If you have hearing loss, do you wish that your partner did, as well? Communication would still have its challenges, but at least the frustration wouldn’t include “you don’t understand what I’m going through”. It would be more like, “if you can’t hear me through walls, what makes you think I can?”
I’m in a mixed marriage myself; my husband is a hearing person and I’m a person with hearing loss. When I came home from my first hearing loss conference, excited at finding a whole new world full of people like me, I looked at my husband and thought silently, “Poor man…you can hear.” I quickly got over that, because the benefits of my husband’s good auditory skills, such as alerting me to unheard sounds, telling me when I’m ‘talking over’ someone, and helping with difficult phone calls, far outweigh my desire for hearing loss as something we can do together.
In reality, it is something we share because my hearing loss affects both him and our marriage. Communication is the glue that connects people, and hearing loss can make the glue less sticky, or dry up completely, if both partners don’t recognize and address the challenges. For example, when arguing, it’s difficult to maintain a good spat when someone has to keep saying pardon. Even worse is when we respond to what we thought we heard; this can send the argument in a completely different direction. For a successful fight, face each other and don’t yell. And remember that when we frown, we’re not necessarily angry, just intently following your lips.
Low lighting is not good. What’s romantic for the hearing person is torture for the partner with hearing loss, who may resort to just pretending to understand which is always dangerous. Say what you need to say and then turn down the lights; how you communicate after that is up to you. Even in long term relationships, the hearing partner will occasionally forget the rules of good communication – but so does the partner with hearing loss. Straighten out the confusion, forgive, and move on.
This is an excerpt from my blog of November 2011, “Do I Have the Perfect Hearing Partner”.
Perfect hearing partner /purr-fekt/hee-ring/pard-nurr/: noun, 1. acknowledged companion to person with hearing loss, possessing deep understanding and sensitivity to partner’s communication needs. 2. Someone who models optimal communication at all times and in all interactions.
There’s my answer. I have been with the same man for 25 years and based on the above definition, my husband Doug is not the perfect hearing partner. He’s pretty darn good, though, and to be fair, I’m not the perfect sporting spouse to my golf-loving husband.
How well do we consider our partners’ frustrations? My husband could tell you a million stories about the impact my hearing loss on his life. He still has issues about the time I locked him out of the condo by mistake, and I could not hear his desperate attempts – for 45 minutes – to get back in. I think it’s a funny story, he doesn’t.

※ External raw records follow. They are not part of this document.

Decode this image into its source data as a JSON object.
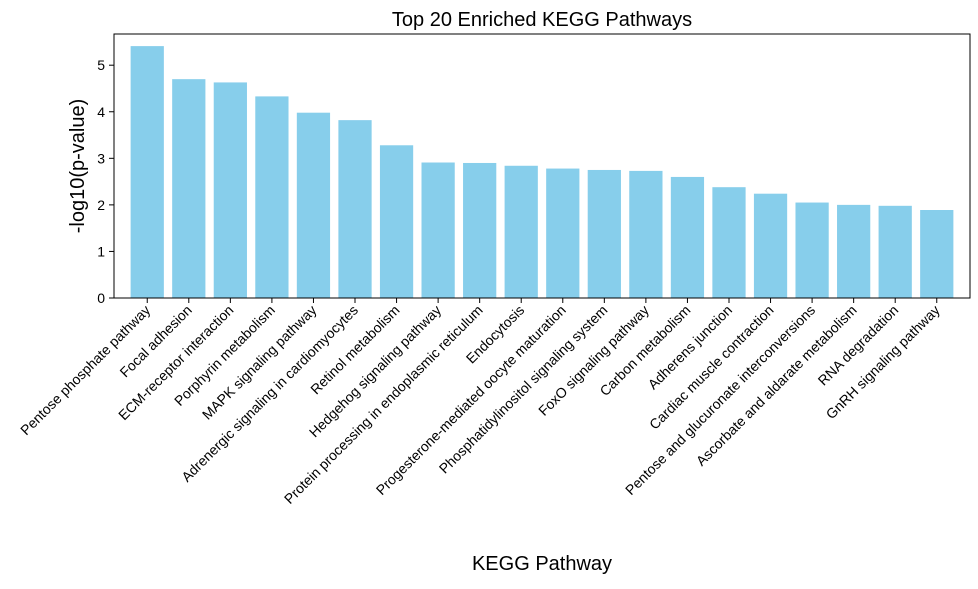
{
  "chart_data": {
    "type": "bar",
    "title": "Top 20 Enriched KEGG Pathways",
    "xlabel": "KEGG Pathway",
    "ylabel": "-log10(p-value)",
    "ylim": [
      0,
      5.67
    ],
    "yticks": [
      0,
      1,
      2,
      3,
      4,
      5
    ],
    "grid": false,
    "bar_color": "#87CEEB",
    "categories": [
      "Pentose phosphate pathway",
      "Focal adhesion",
      "ECM-receptor interaction",
      "Porphyrin metabolism",
      "MAPK signaling pathway",
      "Adrenergic signaling in cardiomyocytes",
      "Retinol metabolism",
      "Hedgehog signaling pathway",
      "Protein processing in endoplasmic reticulum",
      "Endocytosis",
      "Progesterone-mediated oocyte maturation",
      "Phosphatidylinositol signaling system",
      "FoxO signaling pathway",
      "Carbon metabolism",
      "Adherens junction",
      "Cardiac muscle contraction",
      "Pentose and glucuronate interconversions",
      "Ascorbate and aldarate metabolism",
      "RNA degradation",
      "GnRH signaling pathway"
    ],
    "values": [
      5.41,
      4.7,
      4.63,
      4.33,
      3.98,
      3.82,
      3.28,
      2.91,
      2.9,
      2.84,
      2.78,
      2.75,
      2.73,
      2.6,
      2.38,
      2.24,
      2.05,
      2.0,
      1.98,
      1.89
    ]
  }
}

By the time we decided to get married, Doug and I had been communicating for several years; he was now experienced and a good candidate to be a life partner to someone with hearing loss. Yet he proposed to me when my hearing aids were out! He still sometimes drops the communication ball. So do I.
Good communication is a two-way street, and hearing loss is only one communication challenge in an intimate relationship.
So, peeps with hearing loss, on a scale of 1 to 10, how would you rate your hearing partner? Zero would be a companion completely insensitive to your needs, who always talks with their mouth full, calls you from another room, and gets red and steamed if asked to repeat themselves more than once per hour. A 5-rating would be the spouse who understands the issues, but has chronic difficulty in remembering and following the communication rules. A 10 would be an empathetic spouse who researches hearing loss, always checks that you have what you need, communication-wise, and has actually changed how they move their lips so you can read them
Don’t tell him this, but I would give my Hearing Husband a 9.5 out of 10. If he knows that I’ve given him such a high rating, he might stop trying.
I had a humbling experience one time, when my hearing husband asking me to repeat something. I got….really….annoyed. Huh? Me? It’s hard for people to re-learn how to have conversations. If we expect 100% compliance with the “face me, get my attention, etc” rules, we are really expecting too much. Even from ourselves.
No Gael, Doug won’t stop trying. The remaining 0.5 is a challenge he’ll want to meet!
I give my husband an 7.5 . He is trying but often mumbles, talks in the dark or so. But, nobody is perfect … !
My husband rates 5. He does try but often gets frustrated. Most troubles is when he forget about my loss and tries talking to me from another room or when he turns his back while still talking to me.